University research in Europe is world class. Yet too many breakthroughs stall before becoming real companies. U2V, short for University2Ventures, wants to change that. The newly launched early-stage investor has announced the first close of its €60 million debut fund, built specifically for science-based spin-offs from European universities.
The fund targets pre-seed and seed startups born inside technical faculties. Its mission is simple but ambitious. Move deep research out of academic silos and into scalable businesses faster than before.
U2V is backing startups built on hard science. That includes artificial intelligence, novel computing, industrial technologies with dual-use potential, and clean tech. These are areas where Europe already excels on paper, but often struggles to commercialize at speed.
By focusing early, U2V aims to fix that gap before it becomes fatal.
The fund plans to invest in up to 25 startups across Europe. Each company will be supported at the earliest stages, when scientific founders often lack market access, industry feedback, and commercial confidence.
This is not a generalist VC play. U2V only invests in startups rooted in university research. That focus shapes everything, from deal sourcing to portfolio support.
The founding team brings deep experience in this niche. Before launching U2V, the partners helped build Earlybird-X, one of Europe’s first funds dedicated entirely to deep-tech spin-offs. That background heavily influenced the new fund’s structure and strategy.
U2V’s approach starts with proximity. The team works closely with leading technical universities across Europe. That includes TU Munich, ETH Zurich, RWTH Aachen, École Polytechnique, Oxford, Cambridge, Imperial College London, DTU Copenhagen, and Politecnico di Milano.
This access gives U2V early visibility into research that has commercial potential. It also allows founders to engage with investors who understand both science and startups from day one.

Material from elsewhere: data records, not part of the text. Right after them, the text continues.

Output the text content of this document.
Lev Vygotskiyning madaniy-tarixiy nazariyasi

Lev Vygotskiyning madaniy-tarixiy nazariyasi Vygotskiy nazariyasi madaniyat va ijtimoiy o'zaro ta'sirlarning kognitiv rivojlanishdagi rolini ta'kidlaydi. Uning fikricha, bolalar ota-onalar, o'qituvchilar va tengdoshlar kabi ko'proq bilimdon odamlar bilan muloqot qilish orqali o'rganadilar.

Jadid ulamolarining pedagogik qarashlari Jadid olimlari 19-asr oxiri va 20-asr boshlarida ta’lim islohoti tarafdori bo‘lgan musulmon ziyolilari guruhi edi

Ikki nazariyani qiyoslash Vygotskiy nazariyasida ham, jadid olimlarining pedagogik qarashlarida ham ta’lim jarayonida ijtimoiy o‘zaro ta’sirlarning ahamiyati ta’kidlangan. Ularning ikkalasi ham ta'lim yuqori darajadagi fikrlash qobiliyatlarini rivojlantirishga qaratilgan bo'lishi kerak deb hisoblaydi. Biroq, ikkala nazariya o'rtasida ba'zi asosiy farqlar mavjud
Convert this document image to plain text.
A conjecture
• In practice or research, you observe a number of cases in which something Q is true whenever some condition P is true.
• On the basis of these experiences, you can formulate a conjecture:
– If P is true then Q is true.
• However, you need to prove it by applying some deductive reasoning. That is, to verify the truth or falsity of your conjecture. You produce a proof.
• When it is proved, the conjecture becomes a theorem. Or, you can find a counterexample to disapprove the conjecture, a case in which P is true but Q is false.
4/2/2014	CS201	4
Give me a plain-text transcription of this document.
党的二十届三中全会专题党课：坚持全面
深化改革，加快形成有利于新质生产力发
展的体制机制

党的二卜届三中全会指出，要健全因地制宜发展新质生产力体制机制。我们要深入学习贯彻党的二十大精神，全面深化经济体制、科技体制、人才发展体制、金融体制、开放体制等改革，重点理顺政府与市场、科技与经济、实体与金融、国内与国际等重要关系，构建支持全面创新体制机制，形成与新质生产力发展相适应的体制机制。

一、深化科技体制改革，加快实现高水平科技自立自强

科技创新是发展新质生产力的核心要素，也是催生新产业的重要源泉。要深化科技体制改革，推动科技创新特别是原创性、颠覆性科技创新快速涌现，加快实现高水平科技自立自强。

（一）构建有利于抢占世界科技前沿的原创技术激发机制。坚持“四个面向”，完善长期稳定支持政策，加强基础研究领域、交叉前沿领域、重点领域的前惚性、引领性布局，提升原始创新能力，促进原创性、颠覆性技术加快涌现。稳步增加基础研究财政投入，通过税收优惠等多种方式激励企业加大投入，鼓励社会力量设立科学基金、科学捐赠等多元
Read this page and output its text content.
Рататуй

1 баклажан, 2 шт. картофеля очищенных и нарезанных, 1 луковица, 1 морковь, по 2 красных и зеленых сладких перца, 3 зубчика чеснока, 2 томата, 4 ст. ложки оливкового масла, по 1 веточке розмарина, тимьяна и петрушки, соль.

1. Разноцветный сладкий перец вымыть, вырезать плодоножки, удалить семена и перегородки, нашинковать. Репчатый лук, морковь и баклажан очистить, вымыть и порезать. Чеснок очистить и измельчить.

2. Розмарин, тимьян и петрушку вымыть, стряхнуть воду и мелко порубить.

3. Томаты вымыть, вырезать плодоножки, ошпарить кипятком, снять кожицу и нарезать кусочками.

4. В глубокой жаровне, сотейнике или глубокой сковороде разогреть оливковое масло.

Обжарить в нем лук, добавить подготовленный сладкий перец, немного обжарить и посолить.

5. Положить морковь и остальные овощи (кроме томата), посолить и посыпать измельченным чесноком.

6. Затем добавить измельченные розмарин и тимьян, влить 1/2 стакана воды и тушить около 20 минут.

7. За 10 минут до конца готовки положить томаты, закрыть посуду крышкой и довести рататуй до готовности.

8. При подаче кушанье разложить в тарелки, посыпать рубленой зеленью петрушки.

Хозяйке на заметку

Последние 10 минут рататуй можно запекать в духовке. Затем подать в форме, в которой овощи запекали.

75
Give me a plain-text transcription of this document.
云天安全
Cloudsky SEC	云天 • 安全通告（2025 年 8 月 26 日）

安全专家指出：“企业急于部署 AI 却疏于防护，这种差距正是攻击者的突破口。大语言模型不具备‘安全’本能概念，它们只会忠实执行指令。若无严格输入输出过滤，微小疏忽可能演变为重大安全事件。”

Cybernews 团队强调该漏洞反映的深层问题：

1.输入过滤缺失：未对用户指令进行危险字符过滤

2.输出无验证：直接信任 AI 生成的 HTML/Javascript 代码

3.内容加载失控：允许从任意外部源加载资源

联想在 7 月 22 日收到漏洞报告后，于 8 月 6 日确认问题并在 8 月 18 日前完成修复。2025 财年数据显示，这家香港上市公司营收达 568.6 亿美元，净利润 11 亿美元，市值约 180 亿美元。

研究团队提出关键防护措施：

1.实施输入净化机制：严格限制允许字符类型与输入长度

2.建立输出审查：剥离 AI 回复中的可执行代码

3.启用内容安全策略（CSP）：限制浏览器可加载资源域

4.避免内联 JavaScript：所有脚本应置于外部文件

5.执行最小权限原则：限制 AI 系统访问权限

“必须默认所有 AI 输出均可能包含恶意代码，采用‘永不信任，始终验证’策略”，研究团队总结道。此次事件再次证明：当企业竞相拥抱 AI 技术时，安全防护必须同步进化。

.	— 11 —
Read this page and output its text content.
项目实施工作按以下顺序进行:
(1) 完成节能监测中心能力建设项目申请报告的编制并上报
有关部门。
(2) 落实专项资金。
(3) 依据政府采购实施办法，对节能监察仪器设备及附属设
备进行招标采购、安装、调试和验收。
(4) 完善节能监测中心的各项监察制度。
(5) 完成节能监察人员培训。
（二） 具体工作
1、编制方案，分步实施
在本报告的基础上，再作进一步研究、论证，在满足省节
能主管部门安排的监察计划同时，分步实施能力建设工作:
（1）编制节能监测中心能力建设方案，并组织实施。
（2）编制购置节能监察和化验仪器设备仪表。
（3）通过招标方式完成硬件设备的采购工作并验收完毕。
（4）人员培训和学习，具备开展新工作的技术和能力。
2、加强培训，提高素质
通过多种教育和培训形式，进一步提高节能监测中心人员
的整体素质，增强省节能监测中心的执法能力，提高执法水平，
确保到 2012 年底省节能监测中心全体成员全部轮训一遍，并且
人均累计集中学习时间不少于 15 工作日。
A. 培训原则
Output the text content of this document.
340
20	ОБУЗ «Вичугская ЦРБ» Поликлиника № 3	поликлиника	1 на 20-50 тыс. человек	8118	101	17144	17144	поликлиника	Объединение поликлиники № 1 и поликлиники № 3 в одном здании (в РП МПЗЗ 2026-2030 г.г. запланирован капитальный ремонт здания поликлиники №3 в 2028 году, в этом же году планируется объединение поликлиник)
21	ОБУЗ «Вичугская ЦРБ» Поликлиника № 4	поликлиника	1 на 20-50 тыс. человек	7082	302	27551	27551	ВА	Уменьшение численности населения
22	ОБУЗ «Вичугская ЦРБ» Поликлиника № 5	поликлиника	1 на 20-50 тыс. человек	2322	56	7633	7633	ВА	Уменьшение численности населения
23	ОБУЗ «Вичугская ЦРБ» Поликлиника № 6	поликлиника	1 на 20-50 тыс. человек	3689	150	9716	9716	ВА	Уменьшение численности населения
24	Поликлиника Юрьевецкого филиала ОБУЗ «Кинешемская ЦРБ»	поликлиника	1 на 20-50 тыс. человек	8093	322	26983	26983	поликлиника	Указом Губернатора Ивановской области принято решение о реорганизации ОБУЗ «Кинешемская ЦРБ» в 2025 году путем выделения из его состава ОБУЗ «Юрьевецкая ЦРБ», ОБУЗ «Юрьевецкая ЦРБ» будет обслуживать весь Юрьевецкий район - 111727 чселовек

But capital alone is not the main differentiator.
U2V has built a network of more than 500 industrial partners across Europe. These companies act as early validators, pilot customers, and sometimes future acquirers. For deep-tech startups, that access can make or break early momentum.
Many university spin-offs fail because they build in isolation. They perfect the technology but miss the market. U2V is designed to prevent that mistake.
According to the team, early industrial feedback helps founders avoid years of misalignment. It shortens development cycles and speeds up the path to revenue.
This industry-first mindset sits at the heart of the U2V €60 million fund.
The founding partners are Philipp Semmer, Michael Schmitt, and Johannes Triebs. Together, they bring more than three decades of venture capital experience. Across previous funds, they have worked on more than 50 investments.
Their track record spans some of the hardest technology categories. That includes quantum sensors, photonics chips, carbon capture systems, battery analytics platforms, and satellite-based risk analysis tools.
More than ten of those investments have already exited.
The team also understands the academic world firsthand. Their backgrounds include research and work at institutions such as TU Munich, ETH Zurich, and UC Berkeley. They have also held roles in large industrial and technology companies.
That mix matters. University founders often struggle to translate scientific excellence into commercial storytelling. U2V positions itself as a bridge between those worlds.
The fund’s first close includes backing from strategic and institutional investors. Names include Jungheinrich, Uplift Ventures, several family offices, experienced founders, and senior industry operators.
This investor base reflects the fund’s dual focus. Financial returns matter. So does strengthening Europe’s industrial and technological base.
European policymakers often talk about technological sovereignty. U2V is trying to operationalize it.
Europe produces outstanding research. Yet many globally dominant tech companies still emerge elsewhere. The U2V €60 million fund is designed to keep more of that value creation at home.
By supporting startups at the spin-off stage, the fund hopes to build companies that scale globally while staying rooted in Europe.
U2V officially launched in 2025. It operates from offices in Berlin, Aachen, and London. From there, the team works closely with universities, founders, and industrial partners across the continent.
Beyond capital, U2V offers hands-on support. That includes go-to-market strategy, hiring, customer introductions, and long-term positioning. The goal is not quick flips. It is durable technology companies that can compete on a global stage.
For researchers sitting on promising technology, the message is clear. There is now a dedicated fund built around their needs, timelines, and realities.
The U2V €60 million fund is not trying to be everything to everyone. It is betting that focus, depth, and proximity can unlock Europe’s next wave of deep-tech leaders.
If it succeeds, fewer breakthroughs will die in the lab. More will become companies.
And Europe’s universities may finally get the venture turbo they have been missing.